Vidal se preguntó si todos los diarios estaban reservados para clientes o si a él se los negaban, por viejo.

En la casa de Jimi seguían cerradas las persianas. Llamó. Aunque se dijo que era absurdo, la verdad es que estaba molesto. Debía apartar la idea de que todos en la calle —primero un lechero, después el vigilante y ahora la mujer que fregaba el zaguán de enfrente— lo miraban con una mal disimulada mezcla de asombro y hostilidad. Por fin se entreabrió la puerta y Leticia, la criada, asomó su minúscula cabeza. Vidal preguntó:

—¿Está Jimi?

—No sé. ¿Qué hora es? El señor a estas horas descansa.

La muchacha lo miraba con ojitos redondos, muy encimados a la nariz. Para mostrar que era amigo de la casa, Vidal comentó:

—Yo creía que usted venía por horas.

—Desde ayer tengo cama adentro —contestó Leticia, con evidente satisfacción.

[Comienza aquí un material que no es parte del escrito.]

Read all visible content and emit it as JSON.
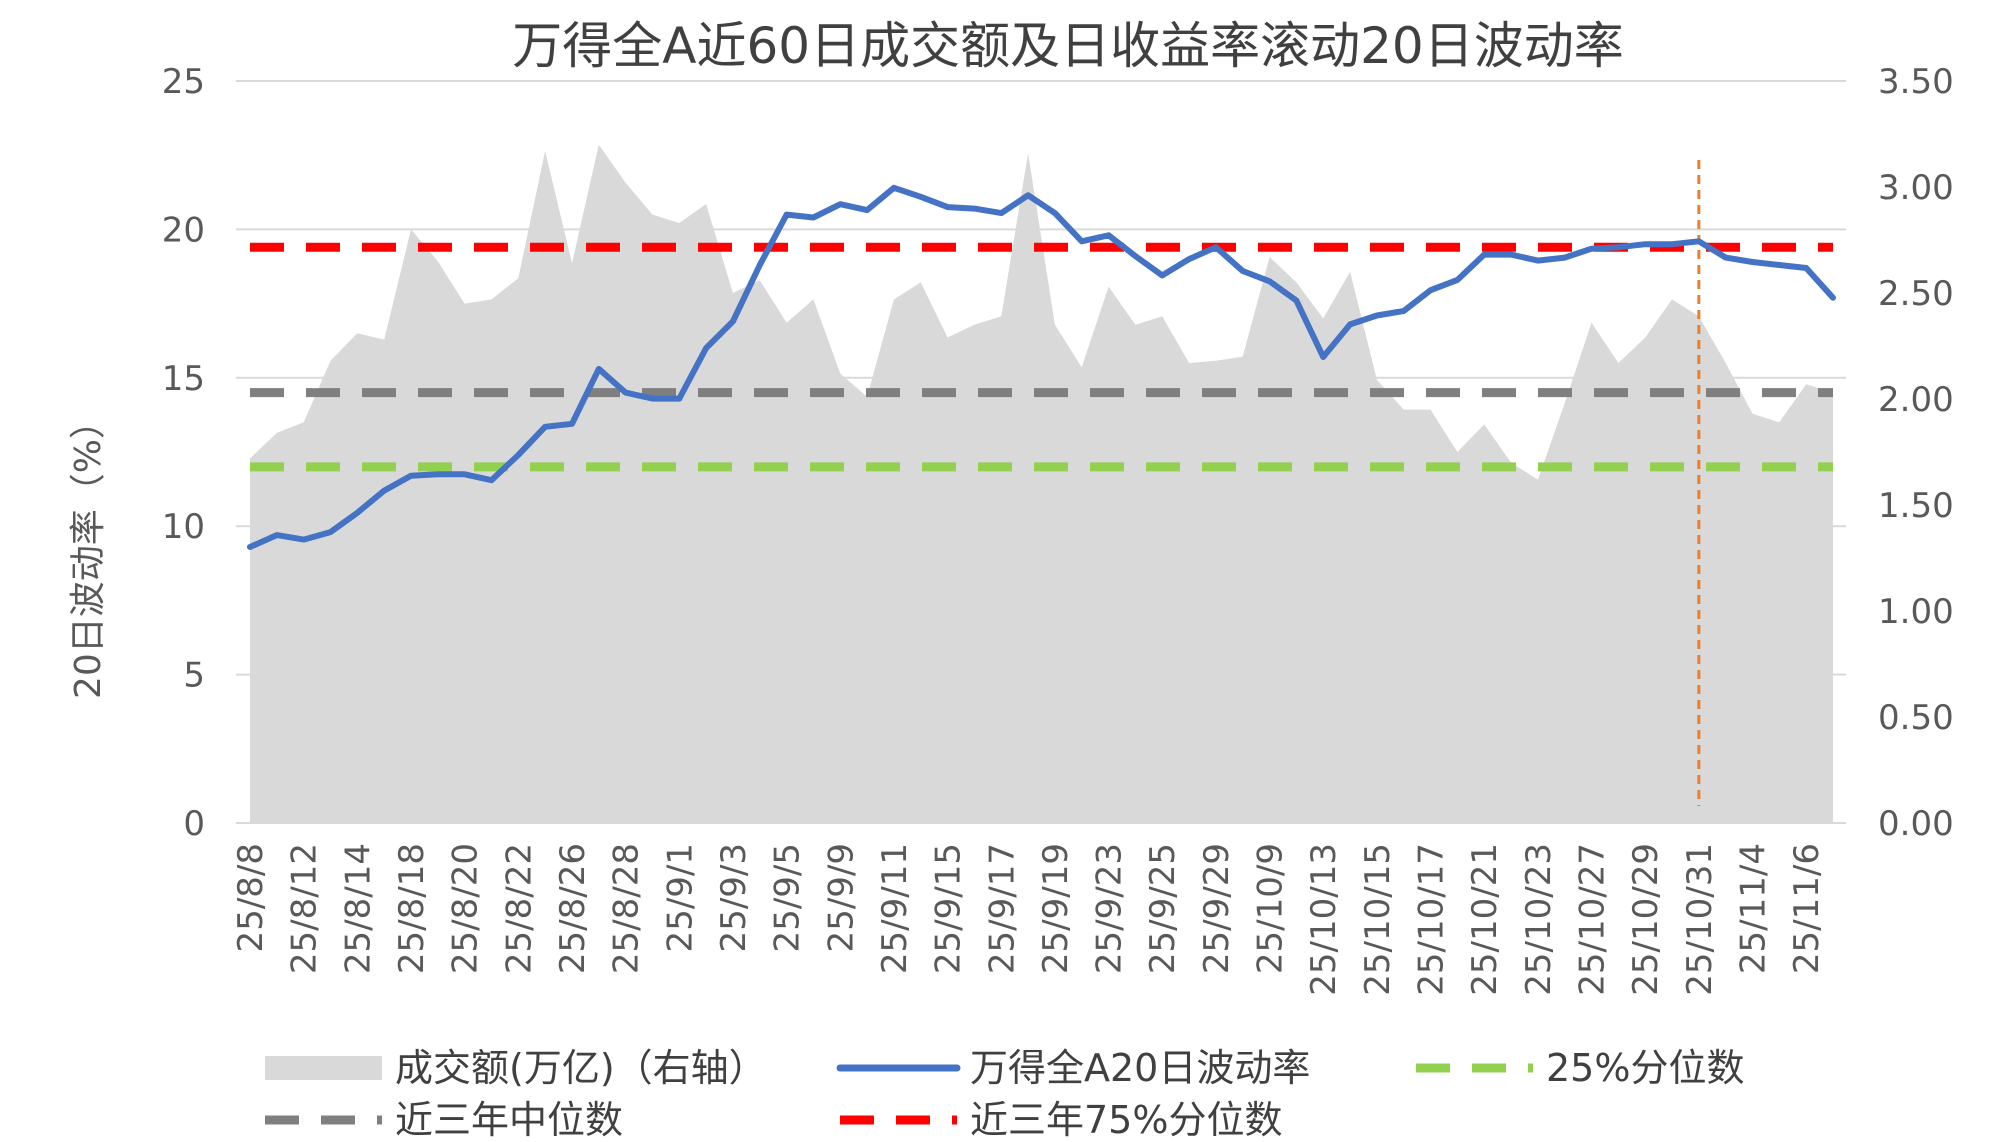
{
  "chart_data": {
    "type": "line",
    "title": "万得全A近60日成交额及日收益率滚动20日波动率",
    "ylabel": "20日波动率（%）",
    "y2label": "",
    "ylim": [
      0,
      25
    ],
    "y2lim": [
      0,
      3.5
    ],
    "yticks": [
      "0",
      "5",
      "10",
      "15",
      "20",
      "25"
    ],
    "y2ticks": [
      "0.00",
      "0.50",
      "1.00",
      "1.50",
      "2.00",
      "2.50",
      "3.00",
      "3.50"
    ],
    "x": [
      "25/8/8",
      "25/8/11",
      "25/8/12",
      "25/8/13",
      "25/8/14",
      "25/8/15",
      "25/8/18",
      "25/8/19",
      "25/8/20",
      "25/8/21",
      "25/8/22",
      "25/8/25",
      "25/8/26",
      "25/8/27",
      "25/8/28",
      "25/8/29",
      "25/9/1",
      "25/9/2",
      "25/9/3",
      "25/9/4",
      "25/9/5",
      "25/9/8",
      "25/9/9",
      "25/9/10",
      "25/9/11",
      "25/9/12",
      "25/9/15",
      "25/9/16",
      "25/9/17",
      "25/9/18",
      "25/9/19",
      "25/9/22",
      "25/9/23",
      "25/9/24",
      "25/9/25",
      "25/9/26",
      "25/9/29",
      "25/9/30",
      "25/10/9",
      "25/10/10",
      "25/10/13",
      "25/10/14",
      "25/10/15",
      "25/10/16",
      "25/10/17",
      "25/10/20",
      "25/10/21",
      "25/10/22",
      "25/10/23",
      "25/10/24",
      "25/10/27",
      "25/10/28",
      "25/10/29",
      "25/10/30",
      "25/10/31",
      "25/11/3",
      "25/11/4",
      "25/11/5",
      "25/11/6",
      "25/11/7"
    ],
    "x_tick_labels": [
      "25/8/8",
      "25/8/12",
      "25/8/14",
      "25/8/18",
      "25/8/20",
      "25/8/22",
      "25/8/26",
      "25/8/28",
      "25/9/1",
      "25/9/3",
      "25/9/5",
      "25/9/9",
      "25/9/11",
      "25/9/15",
      "25/9/17",
      "25/9/19",
      "25/9/23",
      "25/9/25",
      "25/9/29",
      "25/10/9",
      "25/10/13",
      "25/10/15",
      "25/10/17",
      "25/10/21",
      "25/10/23",
      "25/10/27",
      "25/10/29",
      "25/10/31",
      "25/11/4",
      "25/11/6"
    ],
    "series": [
      {
        "name": "成交额(万亿)（右轴）",
        "kind": "area",
        "axis": "right",
        "color": "#d9d9d9",
        "values": [
          1.72,
          1.84,
          1.89,
          2.18,
          2.31,
          2.28,
          2.8,
          2.65,
          2.45,
          2.47,
          2.57,
          3.17,
          2.64,
          3.2,
          3.02,
          2.87,
          2.83,
          2.92,
          2.5,
          2.56,
          2.36,
          2.47,
          2.12,
          2.01,
          2.47,
          2.55,
          2.29,
          2.35,
          2.39,
          3.16,
          2.35,
          2.15,
          2.53,
          2.35,
          2.39,
          2.17,
          2.18,
          2.2,
          2.67,
          2.55,
          2.38,
          2.6,
          2.09,
          1.95,
          1.95,
          1.75,
          1.88,
          1.7,
          1.62,
          1.98,
          2.36,
          2.17,
          2.29,
          2.47,
          2.39,
          2.17,
          1.93,
          1.89,
          2.07,
          2.03
        ]
      },
      {
        "name": "万得全A20日波动率",
        "kind": "line",
        "axis": "left",
        "color": "#4472c4",
        "values": [
          9.3,
          9.7,
          9.55,
          9.8,
          10.45,
          11.2,
          11.7,
          11.75,
          11.75,
          11.55,
          12.4,
          13.35,
          13.45,
          15.3,
          14.5,
          14.3,
          14.3,
          16.0,
          16.9,
          18.8,
          20.5,
          20.4,
          20.85,
          20.65,
          21.4,
          21.1,
          20.75,
          20.7,
          20.55,
          21.15,
          20.55,
          19.6,
          19.8,
          19.1,
          18.45,
          19.0,
          19.4,
          18.6,
          18.25,
          17.6,
          15.7,
          16.8,
          17.1,
          17.25,
          17.95,
          18.3,
          19.15,
          19.15,
          18.95,
          19.05,
          19.35,
          19.4,
          19.5,
          19.5,
          19.6,
          19.05,
          18.9,
          18.8,
          18.7,
          17.7
        ]
      },
      {
        "name": "25%分位数",
        "kind": "reference",
        "axis": "left",
        "color": "#92d050",
        "value": 12.0
      },
      {
        "name": "近三年中位数",
        "kind": "reference",
        "axis": "left",
        "color": "#7f7f7f",
        "value": 14.5
      },
      {
        "name": "近三年75%分位数",
        "kind": "reference",
        "axis": "left",
        "color": "#ff0000",
        "value": 19.4
      }
    ],
    "vertical_marker": {
      "x": "25/10/31",
      "color": "#ed7d31"
    },
    "grid": true,
    "legend_position": "bottom"
  }
}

—¿Se enteró de los tumultos de anoche? Sería una gran tranquilidad para todos sus amigos que Jimi estuviera en casa. Por favor, no lo despierte. Si puede, fíjese.

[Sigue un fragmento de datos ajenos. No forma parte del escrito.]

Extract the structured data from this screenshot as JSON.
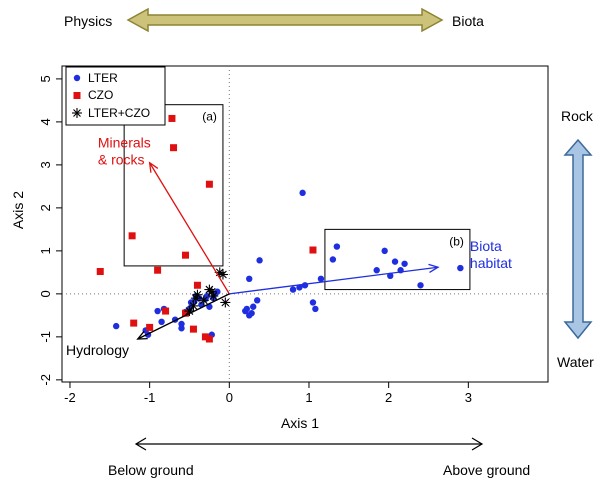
{
  "chart_data": {
    "type": "scatter",
    "xlabel": "Axis 1",
    "ylabel": "Axis 2",
    "xlim": [
      -2.1,
      4.0
    ],
    "ylim": [
      -2.05,
      5.3
    ],
    "x_ticks": [
      -2,
      -1,
      0,
      1,
      2,
      3
    ],
    "y_ticks": [
      -2,
      -1,
      0,
      1,
      2,
      3,
      4,
      5
    ],
    "reference_lines": {
      "x": 0,
      "y": 0,
      "style": "dotted"
    },
    "legend": {
      "position": "top-left",
      "entries": [
        {
          "label": "LTER",
          "marker": "circle",
          "color": "#1f2fe0"
        },
        {
          "label": "CZO",
          "marker": "square",
          "color": "#e01010"
        },
        {
          "label": "LTER+CZO",
          "marker": "asterisk",
          "color": "#000000"
        }
      ]
    },
    "series": [
      {
        "name": "LTER",
        "color": "#1f2fe0",
        "points": [
          [
            -1.42,
            -0.75
          ],
          [
            -1.02,
            -0.95
          ],
          [
            -1.05,
            -0.85
          ],
          [
            -0.85,
            -0.65
          ],
          [
            -0.9,
            -0.4
          ],
          [
            -0.82,
            -0.35
          ],
          [
            -0.68,
            -0.6
          ],
          [
            -0.6,
            -0.8
          ],
          [
            -0.6,
            -0.7
          ],
          [
            -0.55,
            -0.42
          ],
          [
            -0.5,
            -0.35
          ],
          [
            -0.48,
            -0.2
          ],
          [
            -0.44,
            -0.18
          ],
          [
            -0.42,
            -0.05
          ],
          [
            -0.38,
            -0.1
          ],
          [
            -0.35,
            -0.25
          ],
          [
            -0.3,
            -0.12
          ],
          [
            -0.28,
            -0.05
          ],
          [
            -0.25,
            -0.3
          ],
          [
            -0.22,
            -0.95
          ],
          [
            -0.2,
            -0.1
          ],
          [
            -0.18,
            0.0
          ],
          [
            -0.15,
            0.05
          ],
          [
            0.2,
            -0.4
          ],
          [
            0.22,
            -0.35
          ],
          [
            0.25,
            -0.5
          ],
          [
            0.28,
            -0.45
          ],
          [
            0.3,
            -0.3
          ],
          [
            0.35,
            -0.15
          ],
          [
            0.25,
            0.35
          ],
          [
            0.38,
            0.78
          ],
          [
            0.8,
            0.1
          ],
          [
            0.88,
            0.15
          ],
          [
            0.92,
            2.35
          ],
          [
            0.95,
            0.2
          ],
          [
            1.05,
            -0.2
          ],
          [
            1.08,
            -0.35
          ],
          [
            1.15,
            0.35
          ],
          [
            1.3,
            0.8
          ],
          [
            1.35,
            1.1
          ],
          [
            1.85,
            0.55
          ],
          [
            1.95,
            1.0
          ],
          [
            2.02,
            0.42
          ],
          [
            2.08,
            0.75
          ],
          [
            2.15,
            0.55
          ],
          [
            2.2,
            0.7
          ],
          [
            2.4,
            0.2
          ],
          [
            2.9,
            0.6
          ]
        ]
      },
      {
        "name": "CZO",
        "color": "#e01010",
        "points": [
          [
            -1.62,
            0.52
          ],
          [
            -1.22,
            1.35
          ],
          [
            -1.2,
            -0.68
          ],
          [
            -1.0,
            -0.78
          ],
          [
            -0.9,
            0.55
          ],
          [
            -0.8,
            -0.4
          ],
          [
            -0.72,
            4.08
          ],
          [
            -0.7,
            3.4
          ],
          [
            -0.55,
            -0.45
          ],
          [
            -0.55,
            0.9
          ],
          [
            -0.45,
            -0.82
          ],
          [
            -0.4,
            0.2
          ],
          [
            -0.3,
            -1.0
          ],
          [
            -0.25,
            -1.05
          ],
          [
            -0.25,
            2.55
          ],
          [
            1.05,
            1.02
          ]
        ]
      },
      {
        "name": "LTER+CZO",
        "color": "#000000",
        "points": [
          [
            -0.5,
            -0.4
          ],
          [
            -0.45,
            -0.28
          ],
          [
            -0.42,
            -0.1
          ],
          [
            -0.4,
            -0.02
          ],
          [
            -0.32,
            -0.15
          ],
          [
            -0.25,
            0.1
          ],
          [
            -0.22,
            0.05
          ],
          [
            -0.2,
            -0.05
          ],
          [
            -0.12,
            0.5
          ],
          [
            -0.08,
            0.45
          ],
          [
            -0.05,
            -0.2
          ]
        ]
      }
    ],
    "vectors": [
      {
        "label": "Minerals\n& rocks",
        "color": "#e01010",
        "end": [
          -1.0,
          3.05
        ],
        "label_pos": [
          -1.65,
          3.4
        ]
      },
      {
        "label": "Biota\nhabitat",
        "color": "#1f2fe0",
        "end": [
          2.62,
          0.62
        ],
        "label_pos": [
          3.02,
          1.0
        ]
      },
      {
        "label": "Hydrology",
        "color": "#000000",
        "end": [
          -1.15,
          -1.05
        ],
        "label_pos": [
          -2.05,
          -1.42
        ]
      }
    ],
    "boxes": [
      {
        "label": "(a)",
        "x0": -1.32,
        "x1": -0.08,
        "y0": 0.65,
        "y1": 4.4
      },
      {
        "label": "(b)",
        "x0": 1.2,
        "x1": 3.02,
        "y0": 0.1,
        "y1": 1.5
      }
    ]
  },
  "annotations": {
    "physics": "Physics",
    "biota": "Biota",
    "rock": "Rock",
    "water": "Water",
    "below_ground": "Below ground",
    "above_ground": "Above ground"
  },
  "colors": {
    "gradient_arrow_fill": "#cdc27a",
    "gradient_arrow_stroke": "#8c8432",
    "vertical_arrow_fill": "#a9c5e4",
    "vertical_arrow_stroke": "#3d6a9c"
  }
}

La muchacha se disponía a dejarlo afuera, pero como si hubiera recapacitado le franqueó la entrada. Por la escalerita de la izquierda, bajaron al sótano donde el día antes había sorprendido las corridas que tanto le llamaron la atención.

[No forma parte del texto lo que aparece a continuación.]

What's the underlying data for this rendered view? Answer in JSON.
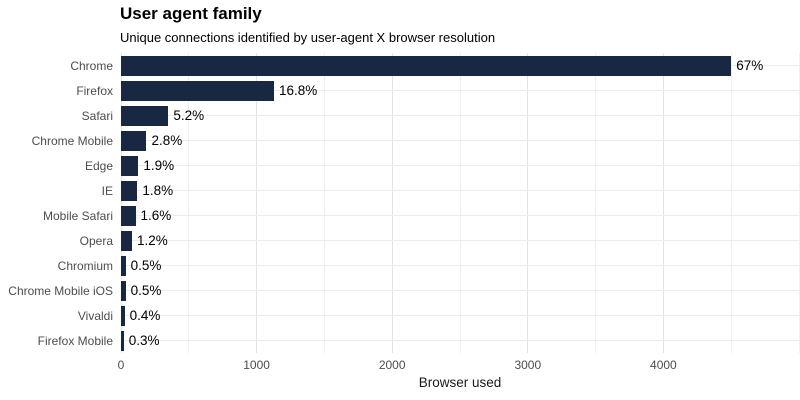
{
  "chart_data": {
    "type": "bar",
    "orientation": "horizontal",
    "title": "User agent family",
    "subtitle": "Unique connections identified by user-agent X browser resolution",
    "xlabel": "Browser used",
    "ylabel": "",
    "categories": [
      "Chrome",
      "Firefox",
      "Safari",
      "Chrome Mobile",
      "Edge",
      "IE",
      "Mobile Safari",
      "Opera",
      "Chromium",
      "Chrome Mobile iOS",
      "Vivaldi",
      "Firefox Mobile"
    ],
    "values": [
      4500,
      1128,
      349,
      188,
      128,
      121,
      107,
      81,
      34,
      34,
      27,
      20
    ],
    "value_labels": [
      "67%",
      "16.8%",
      "5.2%",
      "2.8%",
      "1.9%",
      "1.8%",
      "1.6%",
      "1.2%",
      "0.5%",
      "0.5%",
      "0.4%",
      "0.3%"
    ],
    "xlim": [
      0,
      5000
    ],
    "xticks": [
      0,
      1000,
      2000,
      3000,
      4000
    ],
    "xtick_labels": [
      "0",
      "1000",
      "2000",
      "3000",
      "4000"
    ],
    "minor_xticks": [
      500,
      1500,
      2500,
      3500,
      4500,
      5000
    ],
    "grid": "on",
    "legend": "none",
    "colors": {
      "bar": "#182843",
      "grid_major": "#e2e2e2",
      "grid_minor": "#efefef",
      "grid_row": "#ececec",
      "axis_text": "#4d4d4d",
      "value_label_text": "#000000",
      "background": "#ffffff"
    }
  }
}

—¿Me espera? —dijo la muchacha—. Ya vengo.

Vidal pensó: «Ojalá que esté. No aguanto más desgracias». En los hechos de la vida, que habitualmente el desordenado azar repartía con equidad, por primera vez creía descubrir un designio; desde luego, éste era adverso. Al rato Leticia reapareció. Demasiado impaciente para esperar la respuesta, Vidal la miró en los ojos. La muchacha sonrió. Por último dijo:

—Está la sobrina sola. No la desperté.

—Entonces, ¿Jimi no está?

—Si quiere la llamo a la sobrina y le pregunta.

—No, de ningún modo.

La muchacha sonrió como si entendiera y miró fijamente a Vidal.

—¿Gusta unos mates?

—No, no, gracias —precipitadamente respondió.

Aunque subió lentamente los escalones le pareció que estaba corriendo. Cuando abrió la puerta para salir oyó, abajo, una respiración entrecortada, seguida de algo que primero interpretó como sollozo y después como risa.